BlackBerry handset maker Research in Motion (RIM) will reportedly launch an online music download service for BlackBerries in order to compete with competitors Apple and Nokia. The application will be a result of a partnership with a UK-based music website, 7Digital and, according to 7Digital's marketing manager Peter Davis, will be free to download. In a unique approach, the quality will change depending on the network: BlackBerry users on a 3G network will download lower bitrate AAC tracks to save time, but can immediately move to 320Kbps MP3 downloads when on Wi-Fi. A sync feature will also connect the phone to a computer over Wi-Fi to transfer without requiring a USB link.
A leaked video for the next Chocolate phone suggests that the device will not only be LG's first touchscreen Chocolate but also more explicitly tailored to fight the iPhone. Its centerpiece should be an unusual 4-inch, 800x345 display; it should not only play movies shot in a theater-native 21:9 aspect ratio at full resolution but also support multi-touch, including pinching to zoom in Google Maps and other key apps. The clip shows the familiar S-Class UI from newer LG phones but may have different interface elements than these devices, such as both Google Maps and the contact list.
A few months after acquiring SimpleTech, Hitachi has begun two portable hard drive lines under its own banner. The rugged SimpleTOUGH and the home-oriented SimpleDrive Mini lines are bus-powered, 2.5-inch USB 2.0 drives available in 250GB, 320GB and 500GB capacities. The SimpleTOUGH line uses a Hitachi TravelStar drive in a shock and water resistant housing with built-in storage for a ruggedized USB cable. Although the company says the drives can withstand a 3 meter drop, Hitachi claims models it tested survived drops of up to 30 feet and were driven over by a one-ton truck without damage. The TravelStar drive is shock-rated at 400G while operating and 1000G when idle.
Sony started its week today by introducing its largest ever Memory Stick Pro-HG Duo HX card. The 32GB card stores twice as much as Sony's previous best and is treated as a particularly ideal fit for the company's own Alpha DSLRs and its HD camcorders: the latter could hold about 3.75 hours of HD footage on a single card. As an HX card, it's also relatively quick with 15MB per second write speeds and 20MB reads.
Hitachi has released a compact adapter under its SimpleTech label that allows any USB hard drive, memory stick or SD card to become a network attached storage device. The SimpleNET USB/NAS adapter includes two USB ports and a 100Mbps Ethernet jack to bring external disks online. The device is Linux-based and does not require reformatting of USB drives. Any USB-based storage device will work with the adapter, but printers are not supported. Hitachi says the adapter works with most networkable backup clients, including Apple's Time Machine.

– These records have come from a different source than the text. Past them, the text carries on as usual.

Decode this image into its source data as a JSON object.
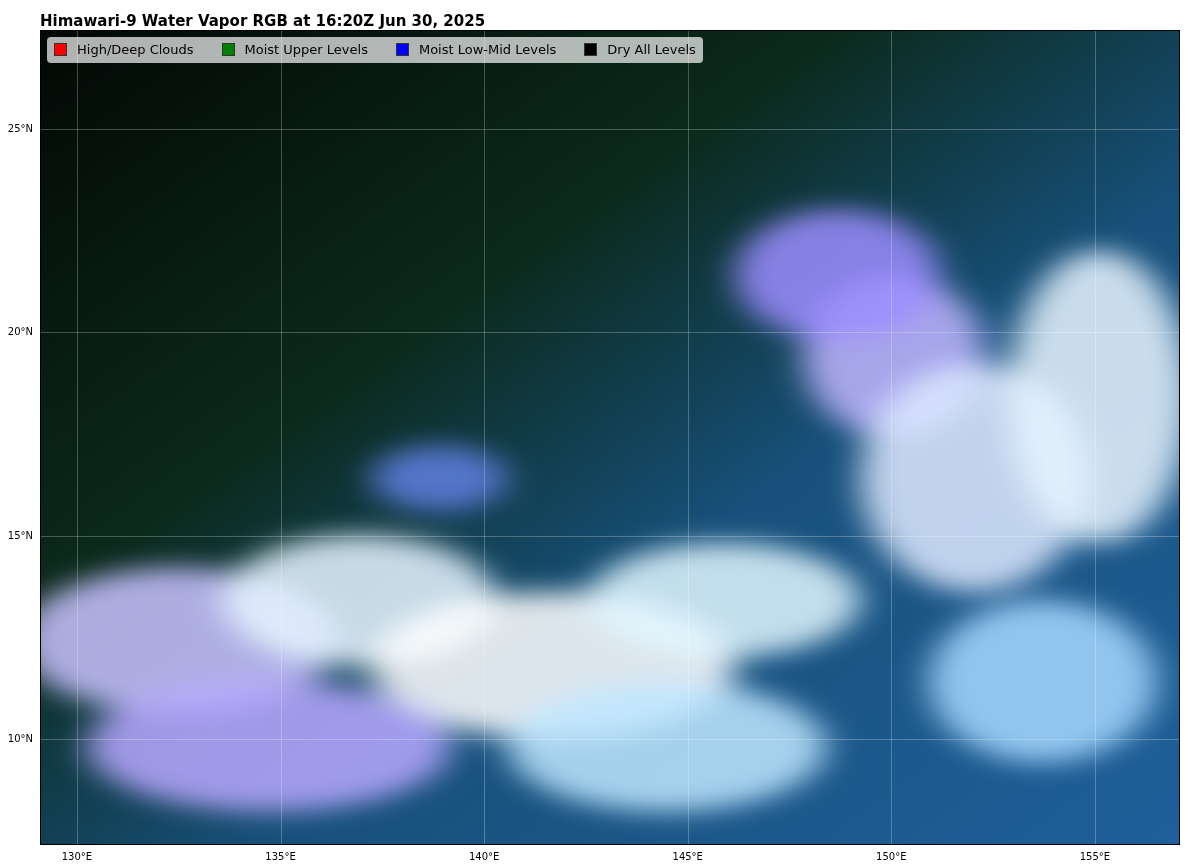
{
  "title": "Himawari-9 Water Vapor RGB at 16:20Z Jun 30, 2025",
  "legend": [
    {
      "label": "High/Deep Clouds",
      "color": "#ff0000"
    },
    {
      "label": "Moist Upper Levels",
      "color": "#008000"
    },
    {
      "label": "Moist Low-Mid Levels",
      "color": "#0000ff"
    },
    {
      "label": "Dry All Levels",
      "color": "#000000"
    }
  ],
  "y_ticks": [
    "25°N",
    "20°N",
    "15°N",
    "10°N"
  ],
  "x_ticks": [
    "130°E",
    "135°E",
    "140°E",
    "145°E",
    "150°E",
    "155°E"
  ]
}
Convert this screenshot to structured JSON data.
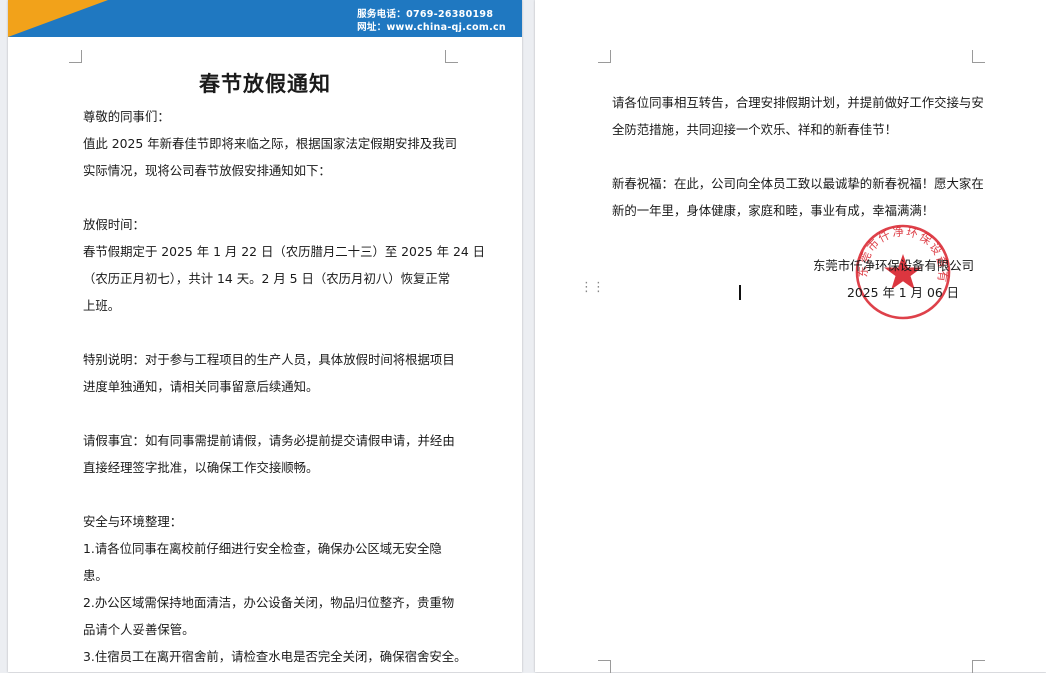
{
  "banner": {
    "phone_line": "服务电话：0769-26380198",
    "web_line": "网址：www.china-qj.com.cn"
  },
  "page1": {
    "title": "春节放假通知",
    "lines": [
      "尊敬的同事们：",
      "值此 2025 年新春佳节即将来临之际，根据国家法定假期安排及我司",
      "实际情况，现将公司春节放假安排通知如下：",
      "放假时间：",
      "春节假期定于 2025 年 1 月 22 日（农历腊月二十三）至 2025 年 24 日",
      "（农历正月初七），共计 14 天。2 月 5 日（农历月初八）恢复正常",
      "上班。",
      "特别说明：对于参与工程项目的生产人员，具体放假时间将根据项目",
      "进度单独通知，请相关同事留意后续通知。",
      "请假事宜：如有同事需提前请假，请务必提前提交请假申请，并经由",
      "直接经理签字批准，以确保工作交接顺畅。",
      "安全与环境整理：",
      "1.请各位同事在离校前仔细进行安全检查，确保办公区域无安全隐",
      "患。",
      "2.办公区域需保持地面清洁，办公设备关闭，物品归位整齐，贵重物",
      "品请个人妥善保管。",
      "3.住宿员工在离开宿舍前，请检查水电是否完全关闭，确保宿舍安全。"
    ]
  },
  "page2": {
    "lines": [
      "请各位同事相互转告，合理安排假期计划，并提前做好工作交接与安",
      "全防范措施，共同迎接一个欢乐、祥和的新春佳节！",
      "新春祝福：在此，公司向全体员工致以最诚挚的新春祝福！愿大家在",
      "新的一年里，身体健康，家庭和睦，事业有成，幸福满满！"
    ],
    "company": "东莞市仟净环保设备有限公司",
    "date": "2025 年 1 月 06 日",
    "stamp_text": "东莞市仟净环保设备有限公司"
  },
  "colors": {
    "banner_blue": "#1f78c1",
    "banner_orange": "#f2a21a",
    "stamp_red": "#d8202a"
  }
}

Rumors of a touchscreen Apple netbook gained fuel on Monday with a claim by China's InfoTimes that supposedly confirms launch details. Backing earlier claims, the site says the system will use a 9.7-inch touchscreen supplied by Wintek and is due to ship in October. Apple is expected to avoid competing directly with regular, sub-$500 netbooks and may use the touchscreen and other features to bring the price closer to $800, much like the Sony VAIO P.